Farmers, especially women, have been the custodians of the world’s biodiversity through saving, using, exchanging and selling seed and propagating material. The rights of farmers to do this are a core component of the International Treaty on Plant Genetic Resources, as well as their right to participate in decision making and in the sharing of benefits arising from the use of plant genetic resources.
However, only a small number of governments have established effective farmer-centred measures for the implementation of access and benefit sharing of genetic resources. Yet, there are various examples of successful farmer-led initiatives, some of which happen through a collaboration between researchers and farmers. What are the lessons of effective access and benefit sharing for family farmers?
The panel discussion was organised on the occasion of Farming Matters’ special issue on this topic. During the event, the magazine was launched and made available to all participants. The magazine presents inspiring examples from Costa Rica, Brazil, Ecuador, Iran, India, the Netherlands, China and Zimbabwe, as well as expert perspectives on the challenges and possible solutions.
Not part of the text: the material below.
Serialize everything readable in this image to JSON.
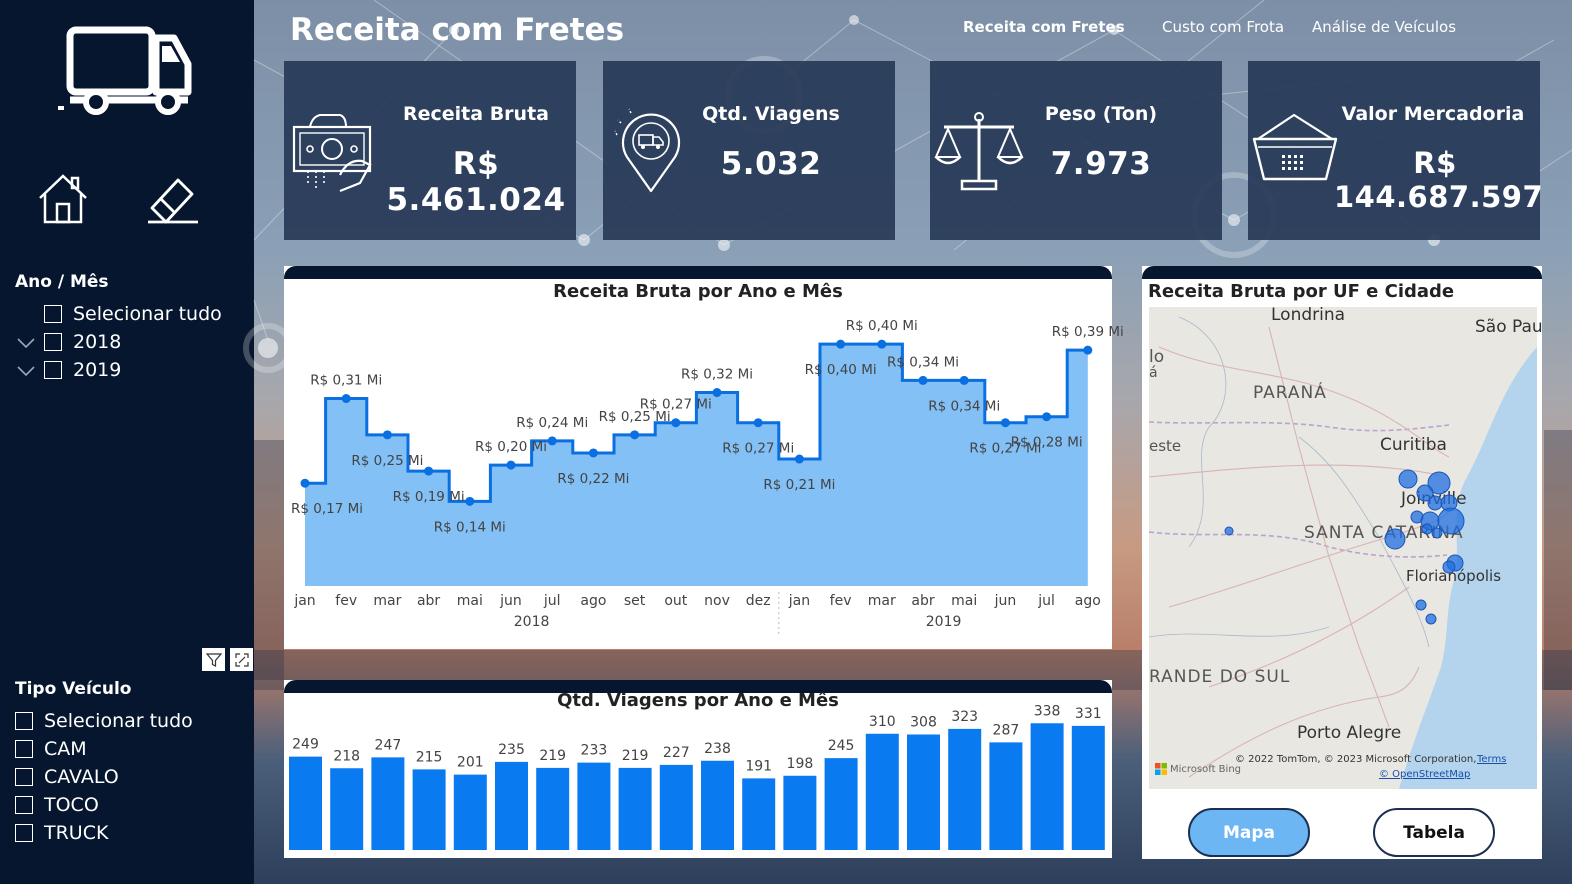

At the panel discussion, professor Edith Lammerts van Bueren talked about a unique collaborative model of potato breeding in the Netherlands. While there are other examples of collaborative relationships between farmers and breeders in Europe, the Dutch potato breeding model stands out in terms of its long track record, and the institutional integration of the relationship which up to today facilitates access to genetic materials and financial benefit sharing. Other speakers included: René Groenen (farmer breeder at De Groenen Hof), Ronnie Vernooy (Bioversity International) and Vanaja Ramprasad (Green Foundation, India), who spoke at the even via video message.